What other understanding do humans have?

I love SF Debris short little skit about the Bible and it not being a scientific treatise:
Narrator: It's not like God sat there with Moses and explained the whole foundation of the creation to him
Narrator (as God): So, I started with light because it really represented the core of my creation, because it is both particle and wave. It provided the perfect starting point for the rest of my work.
Narrator (as Moses): And that's good right?
Narrator (as God): Oh, yes, that's very good.
Narrator (as Moses): Ok. *writes* God made light and it was good.
We are judging alien cultures - we have never met (supposedly) in real-life - based entirely on our own past experiences and biases.
This is something i always find curious: how else are we suppose to experience things? I cannot change my experience to suddenly fit another cultures. By default I will view the world through my experiences and points of reference. The goal of communication is to find ways that we can have common points of references to allow us to effectively communicate those ideas, not completely change my mindset so that only one set of experiences are valid.
 
magic is nothing more than science we don't understand... yet.

In a setting like Star Trek, such logic is sound; otherwise...I've come to loathe this saying with the passion of a thousand burning suns.
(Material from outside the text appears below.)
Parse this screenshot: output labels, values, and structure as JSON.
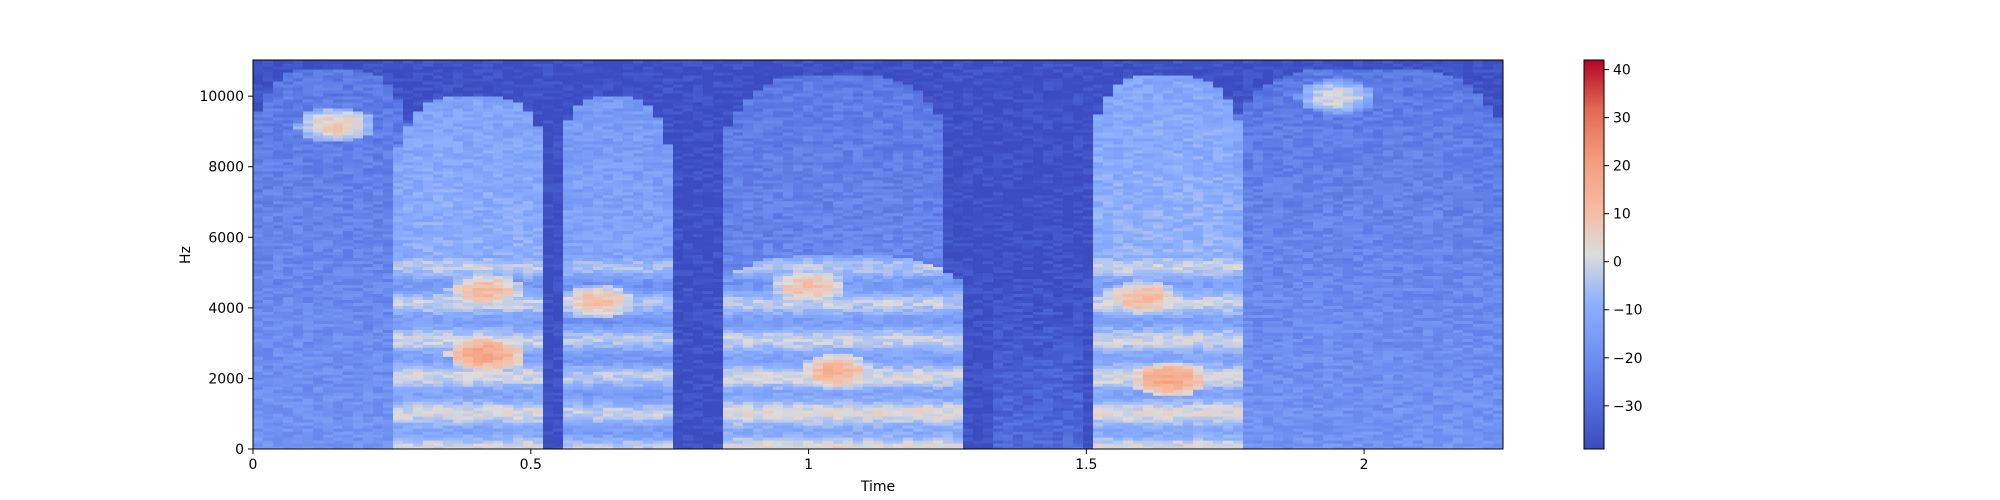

Why? It has increasingly been used as an excuse to turn magic into science. Can we let the fantasy genre/magic remain fantastical and not try to strain everything mystical through the lens of the scientific method?
 
And what Keiko was doing was arguing semantics - telling a culture that has dealt with something for centuries 'her words' for it, because she insists her words are the correct ones.
Keiko was teaching the known science of the wormhole and its inhabitants. Winn was arguing the intent of those beings, an interpretation based purely on the religious teachings. There is a massive divide between those two approaches. It was not semantics.

Like an apple...it's the object that caused man to fall from God's grace. And it's the sweet-tasting seed-delivery system of a tree.

Leave the Bajorans alone... haven't they had enough intolerant dictators telling them what to say and do?
Once again, the class was not mandatory.